Я стоял у могильной ограды, и мне было немного неловко, потому что никак не находил в себе мстительных чувств, которые, казалось, должен был испытывать. Я думал о другом. О том, как тесно и безжалостно перемешаны судьбы двух стран – России и Франции. Где только не всплывают на французской территории, словно после жестокого кораблекрушения, материальные и неосязаемые обломки Российской империи! И вспомнились слова французского писателя Поля Эрвье, сказанные по адресу того же Дантеса, когда тот исправно и гордо посещал балы в парижском особняке Гримо де ла Рейньер: "Он принес смерть Пушкину, а Пушкин дал ему бессмертие, словно храм Артемиды – тому человеку, который его сжег"...
"Увидеть Париж – и умереть?" Полноте, у нас всегда было наоборот: наш курчавый гений, принявший от француза пулю в январскую стужу у Черной речки, умер, так и не повидав Парижа. И напротив: долго-долго жили в нем никому не нужные и всеми забытые русские эмигранты первой волны. А когда о них стали вспоминать, вдруг все умерли. И мы теперь сокрушаемся: кто нам обо всем расскажет? Разве что парижские камни?
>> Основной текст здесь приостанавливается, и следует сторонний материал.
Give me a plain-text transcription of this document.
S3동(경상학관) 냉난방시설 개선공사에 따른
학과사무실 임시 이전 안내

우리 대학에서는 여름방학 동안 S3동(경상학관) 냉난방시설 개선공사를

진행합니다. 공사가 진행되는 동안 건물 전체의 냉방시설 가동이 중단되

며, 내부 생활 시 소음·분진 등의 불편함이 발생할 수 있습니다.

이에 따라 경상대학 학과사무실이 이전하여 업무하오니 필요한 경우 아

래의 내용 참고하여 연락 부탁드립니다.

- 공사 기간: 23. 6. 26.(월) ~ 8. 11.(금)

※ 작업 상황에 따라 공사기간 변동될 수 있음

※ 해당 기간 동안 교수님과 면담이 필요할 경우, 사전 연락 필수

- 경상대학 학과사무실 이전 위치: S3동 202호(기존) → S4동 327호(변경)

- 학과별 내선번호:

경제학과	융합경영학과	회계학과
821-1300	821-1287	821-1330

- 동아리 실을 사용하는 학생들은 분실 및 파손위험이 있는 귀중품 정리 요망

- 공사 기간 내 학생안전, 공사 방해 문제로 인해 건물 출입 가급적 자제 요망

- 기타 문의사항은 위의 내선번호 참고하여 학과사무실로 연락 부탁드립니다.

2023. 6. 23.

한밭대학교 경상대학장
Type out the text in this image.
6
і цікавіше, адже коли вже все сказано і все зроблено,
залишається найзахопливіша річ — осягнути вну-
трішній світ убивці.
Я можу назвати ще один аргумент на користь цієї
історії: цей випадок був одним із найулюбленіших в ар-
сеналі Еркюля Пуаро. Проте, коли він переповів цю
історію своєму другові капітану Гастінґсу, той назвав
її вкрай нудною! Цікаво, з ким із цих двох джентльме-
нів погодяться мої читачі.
История России последних двух веков писалось не только на шестой части суши, но и – словно ей было тесно в этих географических рамках – на улицах французских городов. Со времен Петра I шло это встречное движение, прерванное лишь на пару десятков лет указом Екатерины II о немедленном возвращении всех россиян на родину после Великой французской революции, дабы не нахватались они вредных идей. Впрочем, сами россияне прекратили действие сего указа, войдя в Парижа 1814 году на правах победителей. Через столетие, по официальной статистике, во Франции проживало более 35 тысяч лиц с российским паспортом.